I made some progress with my Montana de Oro painting. Here's where I left it before I left for Ohio.
I wasn't happy with how the area around the anemone turned out. I decided to try to block out the anemone with contact paper and do another pour around it. Here it is with the contact paper cut out.
The contact paper is extra shiny. I painted over the edge of the contact paper with acrylic gloss medium a couple times to seal the edges. Then I mixed a few different colors and poured them over the piece. Here are some pictures of the pour as it's drying.
I've been experimenting with my pours in this piece. Usually I think my paints down with water, or water mixed with acrylic flow release. In this piece I've used acrylic pouring medium. The pouring medium keeps some body to the paint. The end result is a layer of acrylic instead of the stain painting I usually do. The colors typically stay more vibrant. It also captures the way the colors flow together.
I'm excited to see how this one turns out. Unfortunately it won't be dry until at least tomorrow. Then I get to peel up the contact paper. Hopefully the paint didn't leak underneath.
Here's one of the things I worked on last weekend. It's the next step in my Montana de Oro piece. The colors are probably most accurate in the first picture.
Here's the next piece I'm working on. It's based on a sea anemone I found in the tide pools at Montana de Oro State Park (in California). I was good this time and took a bunch of in progress photos.
This was one of my first times using acrylic pouring medium. I mixed a fair amount of it in with the yellow. I'm really pleased with how it maintained the intensity of the yellow, though I think it pushed out the rest of the colors. This is just the first layer. I'm going to go back into it to add more definition to the anemone. I might bring back some of the pinks and purples surrounding it.
This is one of the pieces I'm working on now. Barring any process disasters, it will be part of my Parks Project. It's based on a photo I took in El Malpais National Monument in New Mexico. It's the first piece I've done on a full sized door for a while. Excuse the slightly wonky pictures. It's hard to get a good picture of a piece this size when it's laying on the floor.
Here it is right after I poured the paint and added the rock salt.
This is after a couple more pours and a bit of drying time.
And this is where the piece currently stands, dry and re-stretched. Somehow I managed to warp a door, which I've never done before. But it lays nice and flat now.
It's always interesting to see how a piece changes as it dries. The red here mellowed out quite a bit, which I was happy with. The red paint was nowhere near that red when I mixed it.
I just finished a new piece in my Parks Project series. It's called Sequoia National Forest No. 1. Yes, I went to a park created to celebrate the world's biggest trees, and painted a succulent less than and inch and half across. Typical.

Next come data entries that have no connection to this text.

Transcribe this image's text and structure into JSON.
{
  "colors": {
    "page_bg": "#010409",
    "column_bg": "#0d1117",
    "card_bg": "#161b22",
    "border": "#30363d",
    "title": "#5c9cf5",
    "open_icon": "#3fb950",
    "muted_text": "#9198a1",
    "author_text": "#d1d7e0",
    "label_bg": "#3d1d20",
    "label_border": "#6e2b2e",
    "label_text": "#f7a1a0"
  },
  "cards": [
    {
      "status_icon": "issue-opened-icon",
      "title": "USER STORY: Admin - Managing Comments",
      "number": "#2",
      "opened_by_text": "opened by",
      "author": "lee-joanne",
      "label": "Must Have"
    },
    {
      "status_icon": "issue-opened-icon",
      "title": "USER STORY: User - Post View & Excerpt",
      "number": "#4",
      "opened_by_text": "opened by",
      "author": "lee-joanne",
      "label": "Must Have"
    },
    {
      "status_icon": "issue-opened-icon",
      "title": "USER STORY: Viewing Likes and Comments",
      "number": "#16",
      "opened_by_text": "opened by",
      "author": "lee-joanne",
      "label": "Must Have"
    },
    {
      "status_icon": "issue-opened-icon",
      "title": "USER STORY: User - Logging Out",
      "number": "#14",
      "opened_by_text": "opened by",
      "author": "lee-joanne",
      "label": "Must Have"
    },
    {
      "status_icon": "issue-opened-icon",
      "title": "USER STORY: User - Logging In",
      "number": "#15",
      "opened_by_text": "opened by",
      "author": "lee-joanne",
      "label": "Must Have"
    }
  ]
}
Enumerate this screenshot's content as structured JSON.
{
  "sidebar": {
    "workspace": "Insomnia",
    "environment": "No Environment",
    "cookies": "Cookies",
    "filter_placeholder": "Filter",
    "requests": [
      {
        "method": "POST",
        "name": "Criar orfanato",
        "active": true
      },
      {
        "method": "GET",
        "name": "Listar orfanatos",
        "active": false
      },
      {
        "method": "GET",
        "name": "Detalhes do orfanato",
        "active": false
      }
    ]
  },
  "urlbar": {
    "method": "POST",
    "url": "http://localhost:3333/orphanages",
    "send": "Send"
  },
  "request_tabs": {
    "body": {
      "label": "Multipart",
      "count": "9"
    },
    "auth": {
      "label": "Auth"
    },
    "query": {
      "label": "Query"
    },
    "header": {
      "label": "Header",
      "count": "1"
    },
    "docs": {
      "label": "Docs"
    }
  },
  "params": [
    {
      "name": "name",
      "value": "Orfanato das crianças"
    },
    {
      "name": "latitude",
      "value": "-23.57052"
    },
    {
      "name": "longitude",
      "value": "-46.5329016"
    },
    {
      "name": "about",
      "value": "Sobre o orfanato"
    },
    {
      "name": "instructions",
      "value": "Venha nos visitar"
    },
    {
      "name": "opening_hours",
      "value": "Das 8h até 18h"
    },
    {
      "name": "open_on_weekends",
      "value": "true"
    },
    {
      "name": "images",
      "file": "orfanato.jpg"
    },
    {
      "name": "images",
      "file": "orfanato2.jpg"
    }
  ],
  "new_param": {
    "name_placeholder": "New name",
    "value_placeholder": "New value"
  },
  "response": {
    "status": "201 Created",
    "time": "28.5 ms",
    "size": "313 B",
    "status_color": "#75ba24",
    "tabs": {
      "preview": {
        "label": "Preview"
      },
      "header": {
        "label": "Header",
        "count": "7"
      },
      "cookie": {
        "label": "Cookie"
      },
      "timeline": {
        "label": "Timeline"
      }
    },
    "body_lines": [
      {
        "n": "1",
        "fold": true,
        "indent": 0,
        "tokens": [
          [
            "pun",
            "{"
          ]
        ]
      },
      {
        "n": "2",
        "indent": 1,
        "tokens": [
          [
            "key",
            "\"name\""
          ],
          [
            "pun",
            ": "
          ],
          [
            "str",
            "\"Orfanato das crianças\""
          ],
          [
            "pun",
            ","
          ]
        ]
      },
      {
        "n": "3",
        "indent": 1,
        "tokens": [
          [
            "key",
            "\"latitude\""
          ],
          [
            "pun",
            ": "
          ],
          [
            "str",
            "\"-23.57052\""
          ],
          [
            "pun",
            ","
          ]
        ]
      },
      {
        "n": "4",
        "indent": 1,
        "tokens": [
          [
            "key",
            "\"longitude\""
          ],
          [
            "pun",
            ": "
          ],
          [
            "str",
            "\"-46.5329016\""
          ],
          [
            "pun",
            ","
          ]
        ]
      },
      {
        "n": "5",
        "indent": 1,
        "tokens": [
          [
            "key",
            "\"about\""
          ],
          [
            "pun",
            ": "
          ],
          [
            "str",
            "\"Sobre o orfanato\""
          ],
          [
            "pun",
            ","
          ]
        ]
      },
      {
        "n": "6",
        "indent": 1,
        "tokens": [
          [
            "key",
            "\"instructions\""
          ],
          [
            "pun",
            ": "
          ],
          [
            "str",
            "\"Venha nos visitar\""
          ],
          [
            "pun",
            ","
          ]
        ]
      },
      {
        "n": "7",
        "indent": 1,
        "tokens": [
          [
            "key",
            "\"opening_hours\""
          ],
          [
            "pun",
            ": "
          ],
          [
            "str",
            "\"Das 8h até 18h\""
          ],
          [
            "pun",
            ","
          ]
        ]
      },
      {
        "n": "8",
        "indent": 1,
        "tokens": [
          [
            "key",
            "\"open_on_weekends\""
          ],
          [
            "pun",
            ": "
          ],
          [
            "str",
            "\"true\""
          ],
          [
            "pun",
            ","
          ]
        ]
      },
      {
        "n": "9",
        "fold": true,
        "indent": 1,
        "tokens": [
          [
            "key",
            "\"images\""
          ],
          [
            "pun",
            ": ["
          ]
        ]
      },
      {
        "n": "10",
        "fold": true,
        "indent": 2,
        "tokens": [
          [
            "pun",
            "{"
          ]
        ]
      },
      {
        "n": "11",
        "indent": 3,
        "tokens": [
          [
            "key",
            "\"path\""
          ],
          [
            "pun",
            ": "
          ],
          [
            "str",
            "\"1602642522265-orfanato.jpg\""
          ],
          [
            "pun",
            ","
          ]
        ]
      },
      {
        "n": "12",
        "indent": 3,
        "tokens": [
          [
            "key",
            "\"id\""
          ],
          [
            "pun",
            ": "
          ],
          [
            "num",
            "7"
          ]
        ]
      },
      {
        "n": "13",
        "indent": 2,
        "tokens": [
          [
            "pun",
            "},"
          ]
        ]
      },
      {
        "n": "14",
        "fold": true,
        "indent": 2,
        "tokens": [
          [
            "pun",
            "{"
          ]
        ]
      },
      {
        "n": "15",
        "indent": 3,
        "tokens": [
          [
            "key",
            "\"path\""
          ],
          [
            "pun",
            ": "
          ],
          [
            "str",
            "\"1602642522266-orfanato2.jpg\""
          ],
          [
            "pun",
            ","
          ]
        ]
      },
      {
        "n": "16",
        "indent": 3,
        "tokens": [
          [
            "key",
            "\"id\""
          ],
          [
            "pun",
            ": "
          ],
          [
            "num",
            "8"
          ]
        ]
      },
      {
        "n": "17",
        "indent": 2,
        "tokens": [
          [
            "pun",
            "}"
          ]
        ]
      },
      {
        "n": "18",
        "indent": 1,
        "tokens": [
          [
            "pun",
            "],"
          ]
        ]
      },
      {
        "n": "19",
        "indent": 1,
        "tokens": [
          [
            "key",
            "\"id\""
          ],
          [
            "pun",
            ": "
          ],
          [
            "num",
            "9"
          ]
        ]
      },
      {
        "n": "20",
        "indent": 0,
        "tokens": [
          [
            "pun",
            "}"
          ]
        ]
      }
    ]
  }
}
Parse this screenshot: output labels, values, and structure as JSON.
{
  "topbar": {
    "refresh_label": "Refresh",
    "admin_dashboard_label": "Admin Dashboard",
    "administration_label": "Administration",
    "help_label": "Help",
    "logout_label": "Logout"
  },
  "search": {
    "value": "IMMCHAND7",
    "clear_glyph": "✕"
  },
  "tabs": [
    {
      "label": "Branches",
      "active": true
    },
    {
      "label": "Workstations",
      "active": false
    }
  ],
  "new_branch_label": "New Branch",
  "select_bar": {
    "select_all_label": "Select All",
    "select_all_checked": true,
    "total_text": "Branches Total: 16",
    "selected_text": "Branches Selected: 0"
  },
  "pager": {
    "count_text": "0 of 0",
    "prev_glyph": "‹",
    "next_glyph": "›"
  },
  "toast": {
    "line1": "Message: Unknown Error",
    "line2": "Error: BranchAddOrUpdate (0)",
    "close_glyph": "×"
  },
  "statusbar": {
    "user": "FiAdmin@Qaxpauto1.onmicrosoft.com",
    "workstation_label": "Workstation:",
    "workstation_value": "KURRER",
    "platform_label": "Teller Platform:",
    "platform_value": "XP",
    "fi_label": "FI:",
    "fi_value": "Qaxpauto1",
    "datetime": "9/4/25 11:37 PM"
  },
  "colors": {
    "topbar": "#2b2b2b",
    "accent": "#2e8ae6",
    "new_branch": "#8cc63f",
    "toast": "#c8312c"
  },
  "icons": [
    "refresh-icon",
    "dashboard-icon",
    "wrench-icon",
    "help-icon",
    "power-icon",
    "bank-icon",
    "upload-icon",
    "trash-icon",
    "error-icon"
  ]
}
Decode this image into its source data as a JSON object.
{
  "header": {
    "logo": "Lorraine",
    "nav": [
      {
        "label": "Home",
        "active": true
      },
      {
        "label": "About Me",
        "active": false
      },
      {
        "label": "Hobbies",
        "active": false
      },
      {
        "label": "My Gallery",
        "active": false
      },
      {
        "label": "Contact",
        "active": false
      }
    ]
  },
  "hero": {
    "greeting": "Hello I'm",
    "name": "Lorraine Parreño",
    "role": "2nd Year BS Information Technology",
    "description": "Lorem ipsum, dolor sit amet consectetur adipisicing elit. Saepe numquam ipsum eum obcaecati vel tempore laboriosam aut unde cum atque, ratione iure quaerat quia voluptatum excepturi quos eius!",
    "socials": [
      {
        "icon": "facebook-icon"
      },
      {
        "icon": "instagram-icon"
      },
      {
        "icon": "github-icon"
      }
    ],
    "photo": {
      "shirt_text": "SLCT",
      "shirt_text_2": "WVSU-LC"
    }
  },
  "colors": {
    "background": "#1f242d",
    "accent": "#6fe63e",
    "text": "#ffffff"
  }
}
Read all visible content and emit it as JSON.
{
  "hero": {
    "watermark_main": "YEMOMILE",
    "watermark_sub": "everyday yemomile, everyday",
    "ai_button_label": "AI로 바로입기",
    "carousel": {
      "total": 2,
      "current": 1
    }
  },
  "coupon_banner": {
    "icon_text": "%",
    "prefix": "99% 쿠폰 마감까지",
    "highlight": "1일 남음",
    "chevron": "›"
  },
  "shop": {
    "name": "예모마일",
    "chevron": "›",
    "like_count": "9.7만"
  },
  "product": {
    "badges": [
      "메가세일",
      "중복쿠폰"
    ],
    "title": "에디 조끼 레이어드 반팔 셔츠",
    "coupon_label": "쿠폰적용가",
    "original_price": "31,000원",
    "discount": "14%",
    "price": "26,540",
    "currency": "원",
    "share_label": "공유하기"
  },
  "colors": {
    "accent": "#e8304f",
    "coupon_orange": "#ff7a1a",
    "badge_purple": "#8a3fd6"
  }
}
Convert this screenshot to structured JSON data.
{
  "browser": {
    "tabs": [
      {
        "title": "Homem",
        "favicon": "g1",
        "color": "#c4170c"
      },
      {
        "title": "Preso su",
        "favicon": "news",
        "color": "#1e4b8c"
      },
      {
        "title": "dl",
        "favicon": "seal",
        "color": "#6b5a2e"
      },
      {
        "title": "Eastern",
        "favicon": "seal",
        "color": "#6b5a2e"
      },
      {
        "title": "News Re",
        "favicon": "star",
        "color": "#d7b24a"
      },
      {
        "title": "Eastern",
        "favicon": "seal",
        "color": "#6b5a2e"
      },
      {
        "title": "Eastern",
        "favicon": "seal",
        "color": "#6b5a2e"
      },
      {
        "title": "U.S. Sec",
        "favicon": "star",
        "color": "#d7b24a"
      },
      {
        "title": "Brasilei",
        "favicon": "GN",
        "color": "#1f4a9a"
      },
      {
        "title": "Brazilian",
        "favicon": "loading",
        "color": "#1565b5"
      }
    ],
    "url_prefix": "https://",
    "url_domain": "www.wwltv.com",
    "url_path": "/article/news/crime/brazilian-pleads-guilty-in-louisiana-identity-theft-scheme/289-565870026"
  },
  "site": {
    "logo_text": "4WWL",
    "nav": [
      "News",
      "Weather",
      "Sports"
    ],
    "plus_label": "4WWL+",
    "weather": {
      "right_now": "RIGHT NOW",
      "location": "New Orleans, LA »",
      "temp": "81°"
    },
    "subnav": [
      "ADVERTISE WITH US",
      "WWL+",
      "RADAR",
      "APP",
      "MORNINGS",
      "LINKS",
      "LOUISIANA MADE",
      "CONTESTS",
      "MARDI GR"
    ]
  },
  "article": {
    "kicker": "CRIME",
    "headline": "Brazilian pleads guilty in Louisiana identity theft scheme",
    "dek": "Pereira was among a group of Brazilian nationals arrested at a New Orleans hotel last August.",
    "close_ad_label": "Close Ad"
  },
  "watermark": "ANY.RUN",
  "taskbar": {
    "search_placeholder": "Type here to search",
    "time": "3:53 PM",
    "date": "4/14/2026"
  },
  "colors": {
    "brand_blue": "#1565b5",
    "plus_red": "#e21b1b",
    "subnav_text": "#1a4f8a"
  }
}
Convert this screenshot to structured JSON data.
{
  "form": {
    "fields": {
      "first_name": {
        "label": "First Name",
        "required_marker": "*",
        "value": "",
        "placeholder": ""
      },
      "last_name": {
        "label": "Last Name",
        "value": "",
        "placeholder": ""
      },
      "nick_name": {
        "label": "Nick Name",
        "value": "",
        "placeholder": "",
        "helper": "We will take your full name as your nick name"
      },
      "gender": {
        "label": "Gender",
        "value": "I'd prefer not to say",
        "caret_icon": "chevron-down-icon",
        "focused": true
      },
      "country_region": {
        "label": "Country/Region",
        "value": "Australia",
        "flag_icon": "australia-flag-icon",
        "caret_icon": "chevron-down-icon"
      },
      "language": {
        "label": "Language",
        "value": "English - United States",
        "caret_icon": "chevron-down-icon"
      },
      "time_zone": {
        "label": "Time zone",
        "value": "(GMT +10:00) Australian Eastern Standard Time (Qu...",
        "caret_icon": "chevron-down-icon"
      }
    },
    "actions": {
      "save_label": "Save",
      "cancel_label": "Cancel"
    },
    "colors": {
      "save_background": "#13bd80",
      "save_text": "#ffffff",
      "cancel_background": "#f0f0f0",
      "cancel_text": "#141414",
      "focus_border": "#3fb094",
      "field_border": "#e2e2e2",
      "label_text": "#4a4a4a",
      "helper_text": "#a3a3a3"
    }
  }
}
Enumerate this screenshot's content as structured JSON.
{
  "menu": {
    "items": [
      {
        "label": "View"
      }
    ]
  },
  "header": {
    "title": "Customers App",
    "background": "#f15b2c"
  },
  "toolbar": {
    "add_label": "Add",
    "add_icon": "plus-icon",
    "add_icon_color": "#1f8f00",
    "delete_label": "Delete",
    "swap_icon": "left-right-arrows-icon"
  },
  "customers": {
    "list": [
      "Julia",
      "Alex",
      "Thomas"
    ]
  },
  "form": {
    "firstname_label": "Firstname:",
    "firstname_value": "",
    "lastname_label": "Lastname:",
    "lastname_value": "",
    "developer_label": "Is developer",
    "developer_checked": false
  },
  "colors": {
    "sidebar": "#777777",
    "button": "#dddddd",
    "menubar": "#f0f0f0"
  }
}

I did a pretty good job taking in progress photos with this one. Usually I don't think to do that until the end.
I've done some pinstriped paintings before and wanted to try it again. The first step was to put down some artist's tape.
Next I mixed up a chromatic black, thinned it down with water, and poured it over the surface. The textured bits shown in the picture is rock salt to give it some mottling.
Here it is after it dried, with the tape still on (left) and without the tape (right). I was surprised by how well the tape blocked out the paint. I thought there would be more bleeding around the edges.
Next, I did another round of staining with a chromatic black. I used more water in the second batch of paint so that the stripes would still show. (I forgot to take a picture after this step).
Then I started painting in the plant.
Here's the finished piece next to my source image! I think the end product captures the feeling of the moment when I took the picture. I was clambering over the rocks in the Tule River at the time and just happened to look down to see this little flower. It was a quiet pause in the middle of a bunch of activity.